Take Blockbuster for example, sure they obviously did the wrong thing in hindsight, but no one, and I mean no one thought netflix was going to be as successful as it was when it first started. I remember thinking, gosh, that is a lot of mailing expense for $7/month.
How many ideas came along and went that were not worth replicating? I'm sure there are tons.
There is probably some new network being worked on right now that will displace facebook in 10 years. Should facebook radically change the way they do business to adopt to that new basically unknown threat?
> separate questions of "will this product be successful", and "will we make money out of it". In part, the dilemma is borne out of the fact that for almost every company, those aren't separate questions at all.

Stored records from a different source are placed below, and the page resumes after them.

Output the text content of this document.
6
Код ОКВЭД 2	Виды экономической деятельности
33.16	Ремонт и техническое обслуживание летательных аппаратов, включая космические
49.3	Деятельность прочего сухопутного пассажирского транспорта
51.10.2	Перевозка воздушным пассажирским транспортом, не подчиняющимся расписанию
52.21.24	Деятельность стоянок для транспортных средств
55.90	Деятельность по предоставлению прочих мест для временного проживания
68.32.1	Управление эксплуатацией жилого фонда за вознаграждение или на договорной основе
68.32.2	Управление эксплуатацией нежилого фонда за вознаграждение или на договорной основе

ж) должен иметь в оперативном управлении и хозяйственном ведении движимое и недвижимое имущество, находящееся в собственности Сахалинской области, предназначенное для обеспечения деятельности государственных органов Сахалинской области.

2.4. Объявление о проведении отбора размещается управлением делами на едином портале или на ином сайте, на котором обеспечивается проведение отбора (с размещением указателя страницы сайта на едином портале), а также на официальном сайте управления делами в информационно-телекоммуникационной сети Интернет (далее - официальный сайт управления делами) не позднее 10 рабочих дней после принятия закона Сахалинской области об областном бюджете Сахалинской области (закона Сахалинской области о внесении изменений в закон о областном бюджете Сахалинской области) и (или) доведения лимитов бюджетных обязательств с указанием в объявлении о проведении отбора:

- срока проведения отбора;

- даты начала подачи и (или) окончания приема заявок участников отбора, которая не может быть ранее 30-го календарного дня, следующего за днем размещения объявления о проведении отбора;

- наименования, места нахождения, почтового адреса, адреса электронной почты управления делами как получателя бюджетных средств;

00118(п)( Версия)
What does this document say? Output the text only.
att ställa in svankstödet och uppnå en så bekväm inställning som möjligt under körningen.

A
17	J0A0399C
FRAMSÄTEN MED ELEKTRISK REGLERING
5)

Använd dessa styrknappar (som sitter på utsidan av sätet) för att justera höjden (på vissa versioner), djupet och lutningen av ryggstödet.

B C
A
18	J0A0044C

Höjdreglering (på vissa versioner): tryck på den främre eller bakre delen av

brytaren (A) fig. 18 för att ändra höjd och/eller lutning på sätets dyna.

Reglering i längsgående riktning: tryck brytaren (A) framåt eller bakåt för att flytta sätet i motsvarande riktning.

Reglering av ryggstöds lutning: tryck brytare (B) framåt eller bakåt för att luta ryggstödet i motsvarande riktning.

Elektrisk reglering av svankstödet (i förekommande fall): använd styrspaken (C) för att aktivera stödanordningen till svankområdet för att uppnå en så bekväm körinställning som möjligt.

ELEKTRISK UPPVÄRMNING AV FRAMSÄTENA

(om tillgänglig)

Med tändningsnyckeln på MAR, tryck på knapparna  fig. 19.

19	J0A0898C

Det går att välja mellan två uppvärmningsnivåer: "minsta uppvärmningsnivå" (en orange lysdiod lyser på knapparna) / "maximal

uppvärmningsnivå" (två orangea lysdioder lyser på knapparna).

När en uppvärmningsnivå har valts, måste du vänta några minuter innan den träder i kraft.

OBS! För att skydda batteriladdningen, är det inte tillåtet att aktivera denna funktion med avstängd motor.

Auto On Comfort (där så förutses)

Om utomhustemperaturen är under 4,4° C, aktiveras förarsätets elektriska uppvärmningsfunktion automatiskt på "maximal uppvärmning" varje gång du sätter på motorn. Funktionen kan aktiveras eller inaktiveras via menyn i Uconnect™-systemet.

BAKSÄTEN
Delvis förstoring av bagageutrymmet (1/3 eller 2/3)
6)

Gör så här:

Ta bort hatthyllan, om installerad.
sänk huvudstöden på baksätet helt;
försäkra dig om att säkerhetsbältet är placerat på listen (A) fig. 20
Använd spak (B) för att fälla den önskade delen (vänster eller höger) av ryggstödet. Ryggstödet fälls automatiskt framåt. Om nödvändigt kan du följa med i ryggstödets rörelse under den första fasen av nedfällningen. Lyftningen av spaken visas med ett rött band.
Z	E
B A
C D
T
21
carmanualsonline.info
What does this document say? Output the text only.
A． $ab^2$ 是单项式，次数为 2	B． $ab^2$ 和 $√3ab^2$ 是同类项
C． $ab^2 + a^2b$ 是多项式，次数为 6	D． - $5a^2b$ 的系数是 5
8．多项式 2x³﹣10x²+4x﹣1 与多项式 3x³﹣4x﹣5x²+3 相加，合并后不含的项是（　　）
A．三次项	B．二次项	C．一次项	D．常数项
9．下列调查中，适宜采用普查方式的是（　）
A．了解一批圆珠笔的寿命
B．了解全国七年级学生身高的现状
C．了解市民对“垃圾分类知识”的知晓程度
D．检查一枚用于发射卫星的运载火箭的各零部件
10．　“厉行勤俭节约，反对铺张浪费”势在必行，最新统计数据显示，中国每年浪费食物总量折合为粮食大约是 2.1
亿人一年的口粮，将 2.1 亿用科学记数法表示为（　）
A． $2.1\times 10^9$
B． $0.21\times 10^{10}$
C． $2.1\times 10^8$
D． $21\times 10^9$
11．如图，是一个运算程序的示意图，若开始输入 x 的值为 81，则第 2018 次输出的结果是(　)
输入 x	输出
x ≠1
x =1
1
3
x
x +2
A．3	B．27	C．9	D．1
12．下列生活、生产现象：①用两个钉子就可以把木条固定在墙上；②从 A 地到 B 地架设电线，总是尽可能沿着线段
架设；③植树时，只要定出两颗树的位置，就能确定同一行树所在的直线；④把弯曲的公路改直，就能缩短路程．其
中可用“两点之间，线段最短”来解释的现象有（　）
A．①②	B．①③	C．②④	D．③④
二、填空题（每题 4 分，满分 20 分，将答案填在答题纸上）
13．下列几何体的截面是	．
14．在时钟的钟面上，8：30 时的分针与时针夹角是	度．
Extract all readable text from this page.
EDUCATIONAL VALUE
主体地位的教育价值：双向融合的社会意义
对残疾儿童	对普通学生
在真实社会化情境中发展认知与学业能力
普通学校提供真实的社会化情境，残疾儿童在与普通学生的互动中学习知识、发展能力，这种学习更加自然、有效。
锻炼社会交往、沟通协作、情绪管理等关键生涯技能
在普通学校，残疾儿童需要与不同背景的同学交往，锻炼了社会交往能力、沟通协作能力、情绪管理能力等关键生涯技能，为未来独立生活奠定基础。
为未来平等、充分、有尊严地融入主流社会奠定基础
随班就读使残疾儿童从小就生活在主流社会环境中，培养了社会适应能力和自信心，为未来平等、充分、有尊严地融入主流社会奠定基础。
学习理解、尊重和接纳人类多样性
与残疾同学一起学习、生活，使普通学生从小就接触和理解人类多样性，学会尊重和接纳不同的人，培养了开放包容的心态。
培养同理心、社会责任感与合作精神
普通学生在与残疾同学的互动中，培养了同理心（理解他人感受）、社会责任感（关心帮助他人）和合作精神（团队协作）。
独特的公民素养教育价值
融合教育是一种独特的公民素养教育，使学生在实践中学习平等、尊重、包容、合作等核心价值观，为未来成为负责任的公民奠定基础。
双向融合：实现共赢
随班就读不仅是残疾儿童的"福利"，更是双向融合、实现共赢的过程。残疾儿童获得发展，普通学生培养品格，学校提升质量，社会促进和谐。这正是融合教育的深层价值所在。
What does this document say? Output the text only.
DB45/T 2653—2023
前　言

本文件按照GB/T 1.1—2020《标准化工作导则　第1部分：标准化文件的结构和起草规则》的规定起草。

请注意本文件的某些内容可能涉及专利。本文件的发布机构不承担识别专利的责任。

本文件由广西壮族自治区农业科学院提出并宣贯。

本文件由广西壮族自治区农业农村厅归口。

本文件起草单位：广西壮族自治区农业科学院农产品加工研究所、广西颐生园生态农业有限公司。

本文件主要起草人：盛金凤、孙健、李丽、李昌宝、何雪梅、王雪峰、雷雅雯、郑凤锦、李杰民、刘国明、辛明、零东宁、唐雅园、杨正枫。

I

NOT unless you are looking at Silicon Valley companies. Here both these questions ARE different. Think Facebook, Twitter etc, the "success" (and implied "scale") is more important than whether there is a direct or immediate revenue source. That is why we see BIG disruptions in Silicon Valley and not elsewhere. Generally, VCs bear the cost for growth period and entirely new markets are created. Just because the "innovators" were not burdened with the question of making money from the get go.
1. The IPAD might did some cannibalization to the mac market but in general, it brought much more profits.It was a pretty good bet that this what it would do(esp. considering apple's supply chain strengths, expected prices for android and IPAD tablets, apple's marketing value and ecosystems, etc).
2. The iPhone was launched when it was clear that mobile phone would integrate MP3 functions, and the iPod market would die. But it was more profitable than the iPod, so no dilemma here.
The real test for the innovator's dilemma is:you develop and sell a new product that might HURT your profits ,but is the future of the industry because it's better or cheaper, and you understand that having some some slice of the(smaller) future is better than nothing.